I've searched the forum to know if LEDs will work for a planted tank and got different answers...some said it worked Great and some said it was useless. So which is it?


----------



## AaronT (Apr 26, 2004)

Using LEDs to grow plants is still a very new idea. There are a few complanies that make grow lights for terrestrial plants that work very well. The problem is that they are designed to work at a height of 18" or lower so a deep tank is out of the question to try these on.


----------



## Gomer (Feb 2, 2004)

Emperical evidence showign that they work well.
http://www.aquaticplantcentral.com/...ghting-via-luxeon-stars.html?highlight=luxeon

LEDs arent cost efficient now. However, Lumileds did come out with some new K2 LEDs that I am a bit excited to try.


----------



## s0mt1nf1shy (Mar 14, 2005)

Do normal LEDs work too or does it have to be Luxeon Stars or other LEDs designed for plant growth?


----------



## Gomer (Feb 2, 2004)

as long as spectral overlap and intesity are high enough, then you are fine. KNowing the answer to those questions takes a little leg work though.


----------



## TetraFreak (Mar 15, 2006)

Gomer said:


> as long as spectral overlap and intesity are high enough, then you are fine. KNowing the answer to those questions takes a little leg work though.


OH MY! #-o

That sounds like more confusing math & meaningless formulas & calculations!


----------



## kekon (Aug 1, 2005)

I don't think LED diodes would be a good choice. As I'm electronic designer I can simply say that nowadays LED diodes are mainly used as optic indicators rather than any kind of lighting. They have poor efficiency. If you wanted to use ordinary LED's as your tank lighting you would have to use dozens of LED's and it would end up in high energy consumption and low efficiency.


----------



## taekwondodo (Dec 14, 2005)

LEDs are very effective - you can get "VHO" quality (term used very loosely) LEDs on ebay.

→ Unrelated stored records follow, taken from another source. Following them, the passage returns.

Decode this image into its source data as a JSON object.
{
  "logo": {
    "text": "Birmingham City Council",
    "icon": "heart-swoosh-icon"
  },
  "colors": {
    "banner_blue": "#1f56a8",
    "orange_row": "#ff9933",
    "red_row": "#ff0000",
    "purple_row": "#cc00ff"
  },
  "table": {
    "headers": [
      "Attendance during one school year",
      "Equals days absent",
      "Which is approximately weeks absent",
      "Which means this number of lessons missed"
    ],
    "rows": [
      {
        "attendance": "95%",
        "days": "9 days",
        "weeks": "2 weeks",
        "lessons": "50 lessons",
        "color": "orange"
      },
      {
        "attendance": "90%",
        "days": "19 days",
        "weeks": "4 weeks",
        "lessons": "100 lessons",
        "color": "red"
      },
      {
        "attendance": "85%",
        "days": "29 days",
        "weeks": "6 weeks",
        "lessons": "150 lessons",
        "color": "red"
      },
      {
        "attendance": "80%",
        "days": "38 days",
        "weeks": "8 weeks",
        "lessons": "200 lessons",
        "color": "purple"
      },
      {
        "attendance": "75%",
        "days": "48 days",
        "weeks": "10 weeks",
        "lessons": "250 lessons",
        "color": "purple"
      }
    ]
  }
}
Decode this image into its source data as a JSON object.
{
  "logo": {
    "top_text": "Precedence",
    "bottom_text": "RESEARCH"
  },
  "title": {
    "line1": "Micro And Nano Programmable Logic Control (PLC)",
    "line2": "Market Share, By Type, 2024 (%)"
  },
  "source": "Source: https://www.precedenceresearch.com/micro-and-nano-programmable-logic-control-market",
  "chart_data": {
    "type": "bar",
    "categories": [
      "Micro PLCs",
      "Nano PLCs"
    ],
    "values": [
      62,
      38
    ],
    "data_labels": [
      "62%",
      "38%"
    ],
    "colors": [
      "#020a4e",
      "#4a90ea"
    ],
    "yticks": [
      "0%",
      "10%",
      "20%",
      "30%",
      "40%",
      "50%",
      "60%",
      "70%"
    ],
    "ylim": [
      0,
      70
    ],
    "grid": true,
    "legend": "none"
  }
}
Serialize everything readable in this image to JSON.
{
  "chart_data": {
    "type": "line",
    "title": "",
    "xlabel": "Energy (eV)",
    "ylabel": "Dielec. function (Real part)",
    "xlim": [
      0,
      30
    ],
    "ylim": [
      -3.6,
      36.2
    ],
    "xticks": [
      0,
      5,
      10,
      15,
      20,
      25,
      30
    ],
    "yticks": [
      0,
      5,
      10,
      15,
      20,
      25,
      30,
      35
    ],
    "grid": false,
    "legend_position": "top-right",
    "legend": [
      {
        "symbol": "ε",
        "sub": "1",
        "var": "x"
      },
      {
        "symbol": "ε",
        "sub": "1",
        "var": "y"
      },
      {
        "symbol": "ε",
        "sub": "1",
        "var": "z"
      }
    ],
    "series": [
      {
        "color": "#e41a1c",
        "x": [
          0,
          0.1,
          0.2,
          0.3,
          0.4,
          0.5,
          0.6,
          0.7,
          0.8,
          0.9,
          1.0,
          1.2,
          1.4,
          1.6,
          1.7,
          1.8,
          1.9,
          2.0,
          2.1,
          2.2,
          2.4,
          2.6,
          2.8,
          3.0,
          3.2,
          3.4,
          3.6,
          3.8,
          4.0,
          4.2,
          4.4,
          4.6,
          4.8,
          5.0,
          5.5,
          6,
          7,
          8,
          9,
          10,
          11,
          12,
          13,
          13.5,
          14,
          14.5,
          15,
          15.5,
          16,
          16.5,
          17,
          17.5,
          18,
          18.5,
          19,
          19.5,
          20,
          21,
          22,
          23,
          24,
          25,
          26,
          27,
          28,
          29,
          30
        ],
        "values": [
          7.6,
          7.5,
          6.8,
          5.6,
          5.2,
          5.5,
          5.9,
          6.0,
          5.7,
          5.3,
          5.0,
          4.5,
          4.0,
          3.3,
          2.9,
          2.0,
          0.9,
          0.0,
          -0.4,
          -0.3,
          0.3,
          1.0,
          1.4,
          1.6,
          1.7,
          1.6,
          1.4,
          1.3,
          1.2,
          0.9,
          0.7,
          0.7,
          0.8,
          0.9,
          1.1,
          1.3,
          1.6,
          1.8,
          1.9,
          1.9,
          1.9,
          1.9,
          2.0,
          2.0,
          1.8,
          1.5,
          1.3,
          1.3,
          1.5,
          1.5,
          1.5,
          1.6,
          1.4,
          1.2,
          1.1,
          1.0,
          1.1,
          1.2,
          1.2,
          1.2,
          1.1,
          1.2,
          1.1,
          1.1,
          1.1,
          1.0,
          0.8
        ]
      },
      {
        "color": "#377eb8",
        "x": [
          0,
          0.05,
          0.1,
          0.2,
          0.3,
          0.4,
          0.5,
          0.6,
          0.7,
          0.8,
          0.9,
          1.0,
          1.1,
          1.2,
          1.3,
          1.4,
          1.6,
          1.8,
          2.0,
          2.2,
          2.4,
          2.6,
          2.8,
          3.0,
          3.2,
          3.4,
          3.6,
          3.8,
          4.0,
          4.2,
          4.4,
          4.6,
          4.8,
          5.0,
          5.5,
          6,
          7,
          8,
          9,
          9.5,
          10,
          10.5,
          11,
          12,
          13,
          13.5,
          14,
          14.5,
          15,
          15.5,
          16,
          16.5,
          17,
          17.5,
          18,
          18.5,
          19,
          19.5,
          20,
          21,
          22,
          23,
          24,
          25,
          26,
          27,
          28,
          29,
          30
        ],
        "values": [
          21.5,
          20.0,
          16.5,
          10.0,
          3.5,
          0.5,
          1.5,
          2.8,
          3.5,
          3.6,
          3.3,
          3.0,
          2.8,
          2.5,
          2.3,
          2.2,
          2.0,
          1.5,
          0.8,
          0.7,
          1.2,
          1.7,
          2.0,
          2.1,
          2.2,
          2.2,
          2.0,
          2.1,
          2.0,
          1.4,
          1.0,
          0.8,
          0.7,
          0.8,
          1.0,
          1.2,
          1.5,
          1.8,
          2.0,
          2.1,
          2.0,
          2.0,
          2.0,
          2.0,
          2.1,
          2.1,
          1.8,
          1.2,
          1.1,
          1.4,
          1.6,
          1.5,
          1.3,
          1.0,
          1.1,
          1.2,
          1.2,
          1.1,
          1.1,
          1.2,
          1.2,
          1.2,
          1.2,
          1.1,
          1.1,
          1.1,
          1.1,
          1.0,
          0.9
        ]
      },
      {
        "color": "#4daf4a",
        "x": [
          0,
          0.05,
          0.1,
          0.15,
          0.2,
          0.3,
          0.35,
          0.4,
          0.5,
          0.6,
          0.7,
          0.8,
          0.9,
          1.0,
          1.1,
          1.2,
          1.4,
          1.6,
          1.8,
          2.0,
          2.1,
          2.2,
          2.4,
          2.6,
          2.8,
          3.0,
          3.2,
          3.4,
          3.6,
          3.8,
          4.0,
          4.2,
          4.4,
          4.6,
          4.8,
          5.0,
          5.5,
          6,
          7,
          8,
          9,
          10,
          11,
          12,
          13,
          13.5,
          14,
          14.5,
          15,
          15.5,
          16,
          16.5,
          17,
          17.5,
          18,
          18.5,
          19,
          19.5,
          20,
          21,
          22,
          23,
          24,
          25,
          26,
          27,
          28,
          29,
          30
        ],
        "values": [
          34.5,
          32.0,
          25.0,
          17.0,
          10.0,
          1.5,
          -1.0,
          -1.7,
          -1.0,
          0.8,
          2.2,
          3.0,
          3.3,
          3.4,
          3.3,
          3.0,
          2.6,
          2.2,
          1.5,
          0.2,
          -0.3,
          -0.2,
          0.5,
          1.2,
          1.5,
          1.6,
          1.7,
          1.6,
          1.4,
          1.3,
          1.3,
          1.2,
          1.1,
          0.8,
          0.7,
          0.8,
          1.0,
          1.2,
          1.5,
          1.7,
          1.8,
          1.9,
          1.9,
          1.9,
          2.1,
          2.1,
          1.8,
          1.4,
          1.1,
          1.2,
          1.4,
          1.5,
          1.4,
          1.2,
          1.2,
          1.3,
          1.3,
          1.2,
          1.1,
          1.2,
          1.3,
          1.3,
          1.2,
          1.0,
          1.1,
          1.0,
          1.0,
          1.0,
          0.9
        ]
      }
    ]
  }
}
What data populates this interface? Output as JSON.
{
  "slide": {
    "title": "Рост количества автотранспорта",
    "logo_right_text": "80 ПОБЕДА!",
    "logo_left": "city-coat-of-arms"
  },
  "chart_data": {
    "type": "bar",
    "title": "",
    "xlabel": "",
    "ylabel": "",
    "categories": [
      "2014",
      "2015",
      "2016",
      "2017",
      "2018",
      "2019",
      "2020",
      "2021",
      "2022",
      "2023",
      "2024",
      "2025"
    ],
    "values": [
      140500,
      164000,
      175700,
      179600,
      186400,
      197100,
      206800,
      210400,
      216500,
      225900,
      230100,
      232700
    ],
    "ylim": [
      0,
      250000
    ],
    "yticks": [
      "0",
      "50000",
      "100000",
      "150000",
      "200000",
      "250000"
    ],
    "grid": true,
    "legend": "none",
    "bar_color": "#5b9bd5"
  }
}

I had ~100 of them over my 5G for a while and they worked OK. They used less than 2W of power. I'm sure if I would have upped the power I would have been more pleased. I believe however I needed at least double, and didn't have time (or money, "VHO" LEDs are still quite expensive) to build another one (yet) so I switched to 2x13W PCs. 

I think they are much more efficient, but not quite "there" yet...


----------



## kekon (Aug 1, 2005)

I was thinking about ordinary LED's used in electronic equipment such as TV, radio, etc.


----------